Starbucks’ $1 Bn Restructuring Plan To See Lay Offs, Store Closures
Companies

Starbucks’ $1 Bn Restructuring Plan To See Lay Offs, Store Closures

Starbucks will incur approximately USD 1 billion related to the store closures, support organisation transformation, and other restructuring activities

As part of the company’s ‘back to Starbucks’ strategy, Starbucks has notified a USD 1 billion restructuring plan that involves the closure of coffee houses, laying of jobs. The company expects that a majority of the store closures will be completed by the end of this fiscal year.

Starbucks estimates that it will incur approximately USD 1 billion related to the store closures, support organisation transformation, and other restructuring activities, with 90 per cent of the expenses attributable to the North America business. Of the total restructuring charges incurred, the company estimates a breakdown of approximately USD 150 million related to employee separation benefits, it said in a regulatory filing.

Approximately USD 400 million will be directed towards the disposal and impairment of company-operated store assets, and approximately USD 450 million primarily associated with accelerated amortization of ROU lease assets and other lease costs due to store closures prior to the end of contractual lease terms.

“During the review, we identified coffeehouses where we are unable to create the physical environment our customers and partners expect, or where we do not see a path to financial performance, and these locations will be closed,” said Brian Niccol, Chairman and Chief Executive Officer.

Niccol noted that the company will end the fiscal year with nearly 18,300 total Starbucks locations – company operated and licensed – across the United States and Canada. In fiscal year 2026, Starbucks grow the number of coffeehouses it operates as it continues to invest in its business. Over the next 12 months, the company also plans to uplift more than 1,000 locations to introduce greater texture, warmth, and layered design.

The company is further reducing non-retail headcount and expenses. This includes the decision to eliminate approximately 900 current non-retail partner roles and close many open positions, Niccol added.
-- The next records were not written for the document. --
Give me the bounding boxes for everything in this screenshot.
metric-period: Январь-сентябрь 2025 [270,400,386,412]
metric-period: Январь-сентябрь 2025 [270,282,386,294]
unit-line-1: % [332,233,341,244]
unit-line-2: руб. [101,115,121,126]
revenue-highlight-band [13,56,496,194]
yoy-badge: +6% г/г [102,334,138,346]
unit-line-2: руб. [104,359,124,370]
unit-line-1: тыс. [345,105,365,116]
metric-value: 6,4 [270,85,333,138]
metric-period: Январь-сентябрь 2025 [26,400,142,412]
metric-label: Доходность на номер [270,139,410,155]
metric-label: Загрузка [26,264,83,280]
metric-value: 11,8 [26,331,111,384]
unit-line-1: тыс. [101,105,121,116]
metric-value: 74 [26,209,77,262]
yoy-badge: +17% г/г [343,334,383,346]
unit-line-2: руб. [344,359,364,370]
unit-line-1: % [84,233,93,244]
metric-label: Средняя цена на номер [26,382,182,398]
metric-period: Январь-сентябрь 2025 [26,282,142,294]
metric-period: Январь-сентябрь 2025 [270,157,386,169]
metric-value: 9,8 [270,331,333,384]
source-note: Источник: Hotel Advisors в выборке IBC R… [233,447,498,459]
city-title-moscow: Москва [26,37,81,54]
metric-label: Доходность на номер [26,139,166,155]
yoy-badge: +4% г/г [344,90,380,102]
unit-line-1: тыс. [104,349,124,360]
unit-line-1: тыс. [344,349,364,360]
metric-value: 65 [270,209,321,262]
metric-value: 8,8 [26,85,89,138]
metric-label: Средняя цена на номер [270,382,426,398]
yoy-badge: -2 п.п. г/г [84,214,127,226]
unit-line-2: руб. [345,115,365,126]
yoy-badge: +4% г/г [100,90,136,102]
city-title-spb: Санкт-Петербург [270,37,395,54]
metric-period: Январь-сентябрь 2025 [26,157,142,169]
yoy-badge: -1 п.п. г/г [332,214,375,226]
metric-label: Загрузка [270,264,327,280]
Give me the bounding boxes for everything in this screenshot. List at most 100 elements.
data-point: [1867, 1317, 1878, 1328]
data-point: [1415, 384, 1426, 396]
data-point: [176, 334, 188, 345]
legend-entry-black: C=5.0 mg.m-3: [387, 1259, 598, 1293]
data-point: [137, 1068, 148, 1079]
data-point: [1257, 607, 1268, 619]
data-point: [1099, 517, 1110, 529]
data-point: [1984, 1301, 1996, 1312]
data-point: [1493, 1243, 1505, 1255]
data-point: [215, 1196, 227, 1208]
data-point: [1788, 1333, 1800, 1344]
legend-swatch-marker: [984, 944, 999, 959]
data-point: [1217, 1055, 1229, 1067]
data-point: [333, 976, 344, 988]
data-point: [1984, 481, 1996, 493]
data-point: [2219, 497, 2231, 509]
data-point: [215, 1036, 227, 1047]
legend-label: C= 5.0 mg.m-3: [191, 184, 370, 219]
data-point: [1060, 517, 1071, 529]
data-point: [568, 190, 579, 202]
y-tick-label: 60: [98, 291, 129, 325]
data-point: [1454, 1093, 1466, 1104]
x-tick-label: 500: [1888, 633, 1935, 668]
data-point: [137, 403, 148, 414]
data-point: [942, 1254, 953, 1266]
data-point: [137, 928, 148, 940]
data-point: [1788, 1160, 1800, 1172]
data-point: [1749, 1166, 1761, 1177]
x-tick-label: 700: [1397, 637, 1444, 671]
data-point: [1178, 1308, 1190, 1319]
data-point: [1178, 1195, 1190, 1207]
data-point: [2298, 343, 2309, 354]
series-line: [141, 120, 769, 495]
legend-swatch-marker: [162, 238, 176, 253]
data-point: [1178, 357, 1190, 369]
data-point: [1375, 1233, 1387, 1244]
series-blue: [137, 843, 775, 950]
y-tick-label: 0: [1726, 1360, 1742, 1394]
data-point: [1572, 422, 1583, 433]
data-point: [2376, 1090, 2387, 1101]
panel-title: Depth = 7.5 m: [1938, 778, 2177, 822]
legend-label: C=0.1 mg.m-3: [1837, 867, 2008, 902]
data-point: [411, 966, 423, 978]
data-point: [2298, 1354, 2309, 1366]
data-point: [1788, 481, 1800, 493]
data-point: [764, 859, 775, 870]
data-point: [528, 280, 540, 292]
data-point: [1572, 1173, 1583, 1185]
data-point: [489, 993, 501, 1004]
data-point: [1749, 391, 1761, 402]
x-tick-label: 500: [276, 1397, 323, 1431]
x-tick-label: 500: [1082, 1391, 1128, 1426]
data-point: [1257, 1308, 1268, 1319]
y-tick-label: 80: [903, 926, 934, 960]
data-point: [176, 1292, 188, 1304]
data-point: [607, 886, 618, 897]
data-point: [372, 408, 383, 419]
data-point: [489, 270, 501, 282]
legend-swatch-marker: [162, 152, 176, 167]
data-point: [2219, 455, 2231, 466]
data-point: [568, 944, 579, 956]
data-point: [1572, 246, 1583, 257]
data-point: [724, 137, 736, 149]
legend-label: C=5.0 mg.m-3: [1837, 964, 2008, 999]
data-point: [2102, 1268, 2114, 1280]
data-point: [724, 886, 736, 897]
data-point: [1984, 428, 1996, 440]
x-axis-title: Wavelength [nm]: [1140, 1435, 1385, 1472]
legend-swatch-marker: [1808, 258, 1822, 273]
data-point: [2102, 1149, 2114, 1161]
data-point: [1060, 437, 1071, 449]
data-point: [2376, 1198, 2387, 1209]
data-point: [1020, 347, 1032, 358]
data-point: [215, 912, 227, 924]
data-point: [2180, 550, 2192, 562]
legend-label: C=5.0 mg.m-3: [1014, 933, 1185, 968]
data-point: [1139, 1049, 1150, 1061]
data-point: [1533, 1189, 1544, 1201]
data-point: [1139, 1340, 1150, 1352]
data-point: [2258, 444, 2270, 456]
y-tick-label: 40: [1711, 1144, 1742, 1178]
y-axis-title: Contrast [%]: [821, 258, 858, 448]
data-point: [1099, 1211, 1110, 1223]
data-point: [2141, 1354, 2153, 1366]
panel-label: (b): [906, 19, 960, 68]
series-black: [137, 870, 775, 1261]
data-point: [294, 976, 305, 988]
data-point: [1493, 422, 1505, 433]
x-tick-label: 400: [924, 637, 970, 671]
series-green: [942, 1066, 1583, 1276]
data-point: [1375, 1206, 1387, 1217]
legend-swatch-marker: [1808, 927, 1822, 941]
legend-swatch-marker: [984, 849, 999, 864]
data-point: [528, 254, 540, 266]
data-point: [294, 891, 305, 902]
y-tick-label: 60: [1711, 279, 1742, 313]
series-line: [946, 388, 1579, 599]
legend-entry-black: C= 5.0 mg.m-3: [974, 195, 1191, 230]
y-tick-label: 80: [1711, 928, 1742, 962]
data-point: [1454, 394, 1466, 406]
The ‘back to Starbucks’ strategy focuses on revitalising coffeehouses and enhancing the customer experience. As part of this strategy, the company assessed its existing store portfolio with respect to both whether coffeehouses had a viable path to offering the physical environment consistent with the brand and a clear path to financial performance. It will close those coffeehouses that do not meet these criteria. As the company works to build a stronger and more resilient Starbucks and prioritises investment closer to the coffeehouse and the customer, it is also further restructuring its support organisation, the official statement read.